What dreams could be bigger than today's applications? Why should we not start building into today's Internet backbone a new kind of network intelligence that optimizes e-commerce transactions, video broadcast, and isochronous phone calls? Let me list a couple, knowing that, as a dreamer, I cannot prove the reality of my dreams of the future.

Gadget internetworking. While there are only billions of people that can sit in front of terminals, there may be hundreds of billions of devices that will perform various functions for us, which will need to communicate with each other. Motion sensors, security alarms, intercoms, thermostats, refrigerators, swimming pools, baby monitors, and electronic instruction manuals all need to coordinate their efforts on our behalf. Just as the web combined with the banking network and overnight delivery to make e-commerce happen, the systems of synergy among devices cannot be anticipated, but will be huge. But when we've built into the network the notion that each new device corresponds to a human subscriber who must be registered and pay a monthly fee (as we are doing in high-speed home networking), we make the problem of defining new synergies very hard. And when we optimize the network to work well only for static web pages, we lose the flexibility to support very different patterns of communication.
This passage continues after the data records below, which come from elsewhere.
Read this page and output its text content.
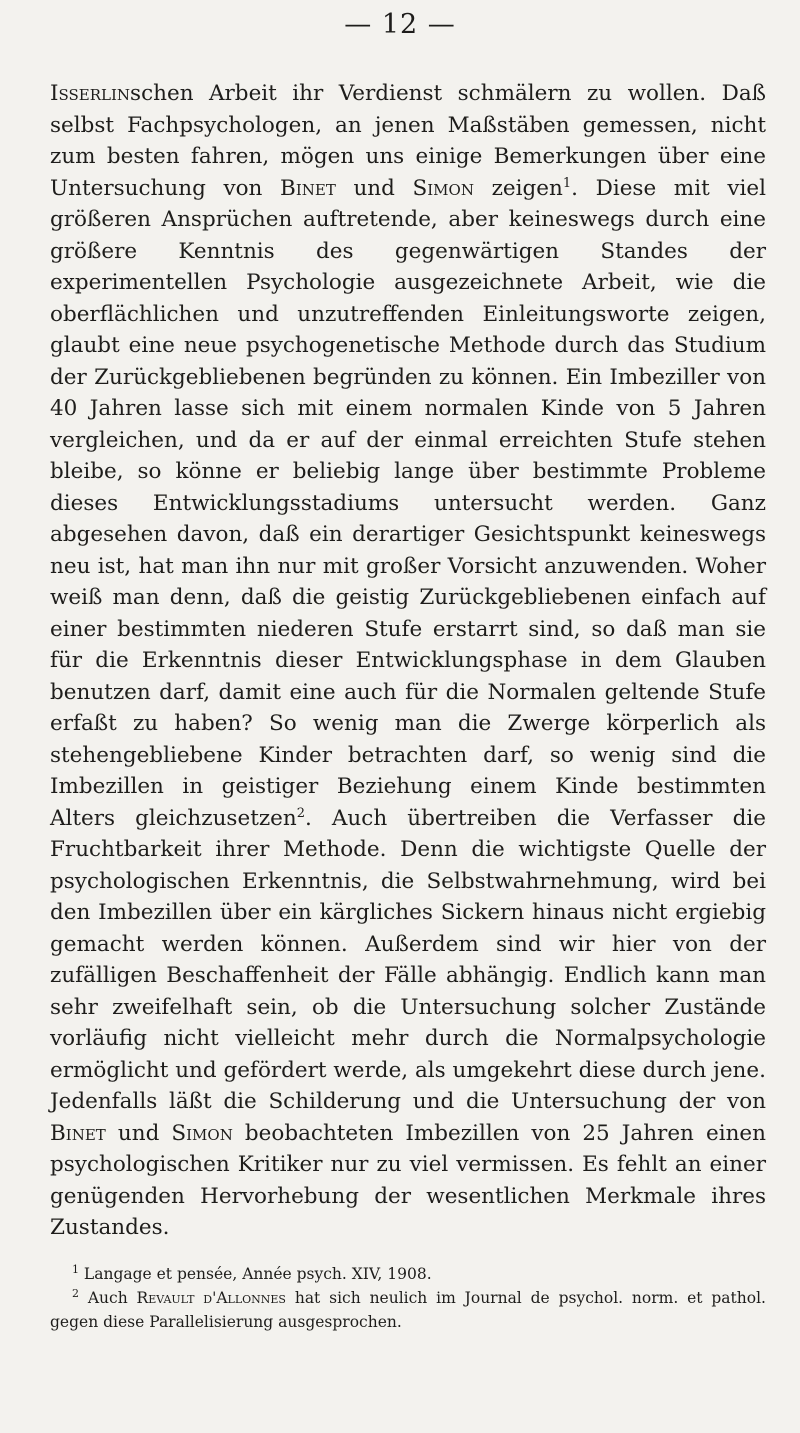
— 12 —

Isserlinschen Arbeit ihr Verdienst schmälern zu wollen. Daß selbst Fachpsychologen, an jenen Maßstäben gemessen, nicht zum besten fahren, mögen uns einige Bemerkungen über eine Untersuchung von Binet und Simon zeigen$^1$. Diese mit viel größeren Ansprüchen auftretende, aber keineswegs durch eine größere Kenntnis des gegenwärtigen Standes der experimentellen Psychologie ausgezeichnete Arbeit, wie die oberflächlichen und unzutreffenden Einleitungsworte zeigen, glaubt eine neue psychogenetische Methode durch das Studium der Zurückgebliebenen begründen zu können. Ein Imbeziller von 40 Jahren lasse sich mit einem normalen Kinde von 5 Jahren vergleichen, und da er auf der einmal erreichten Stufe stehen bleibe, so könne er beliebig lange über bestimmte Probleme dieses Entwicklungsstadiums untersucht werden. Ganz abgesehen davon, daß ein derartiger Gesichtspunkt keineswegs neu ist, hat man ihn nur mit großer Vorsicht anzuwenden. Woher weiß man denn, daß die geistig Zurückgebliebenen einfach auf einer bestimmten niederen Stufe erstarrt sind, so daß man sie für die Erkenntnis dieser Entwicklungsphase in dem Glauben benutzen darf, damit eine auch für die Normalen geltende Stufe erfaßt zu haben? So wenig man die Zwerge körperlich als stehengebliebene Kinder betrachten darf, so wenig sind die Imbezillen in geistiger Beziehung einem Kinde bestimmten Alters gleichzusetzen$^2$. Auch übertreiben die Verfasser die Fruchtbarkeit ihrer Methode. Denn die wichtigste Quelle der psychologischen Erkenntnis, die Selbstwahrnehmung, wird bei den Imbezillen über ein kärgliches Sickern hinaus nicht ergiebig gemacht werden können. Außerdem sind wir hier von der zufälligen Beschaffenheit der Fälle abhängig. Endlich kann man sehr zweifelhaft sein, ob die Untersuchung solcher Zustände vorläufig nicht vielleicht mehr durch die Normalpsychologie ermöglicht und gefördert werde, als umgekehrt diese durch jene.

Jedenfalls läßt die Schilderung und die Untersuchung der von Binet und Simon beobachteten Imbezillen von 25 Jahren einen psychologischen Kritiker nur zu viel vermissen. Es fehlt an einer genügenden Hervorhebung der wesentlichen Merkmale ihres Zustandes.

$^1$ Langage et pensée, Année psych. XIV, 1908.

$^2$ Auch Revault d'Allonnes hat sich neulich im Journal de psychol. norm. et pathol. gegen diese Parallelisierung ausgesprochen.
Collaborative creative spaces. With broadband networks we are reaching the point where "pickup" creation is possible - where a group of people can create and work in a "shared workspace" that lets them communicate and interact in a rich environment where each participant can observe and use the work of others, just as if they were in the same physical space. Yet the architects who would make the network intelligent are structuring the network as if the dominant rich media communications will be fixed bandwidth, isochronous streams, either broadcast from a central "television station" or point-to-point between a pair of end users. These isochronous streams are implicitly (by the design of the network's "smart" architecture) granted privileges that less isochronous streams are denied - priority for network resources. There are no mechanisms being proposed in these architectures to allow new applications that may be more "important" squeeze out isochronous traffic. Is it really the case that tight timing requirements of packets in a voice stream means that those packets' delivery should always take precedence over events with loose short-term timing, but vast societal impact? That is what these network engineers take for granted.

Is it the end for the End-to-end Argument?

I would argue that we need more than ever to understand it and to apply it as we evolve the network. Sadly, ignorance and a lack of critical thinking puts it at risk. Future potential is hard to visualize, but our inability to make out the details should not justify locking the doors against new ways to use the network.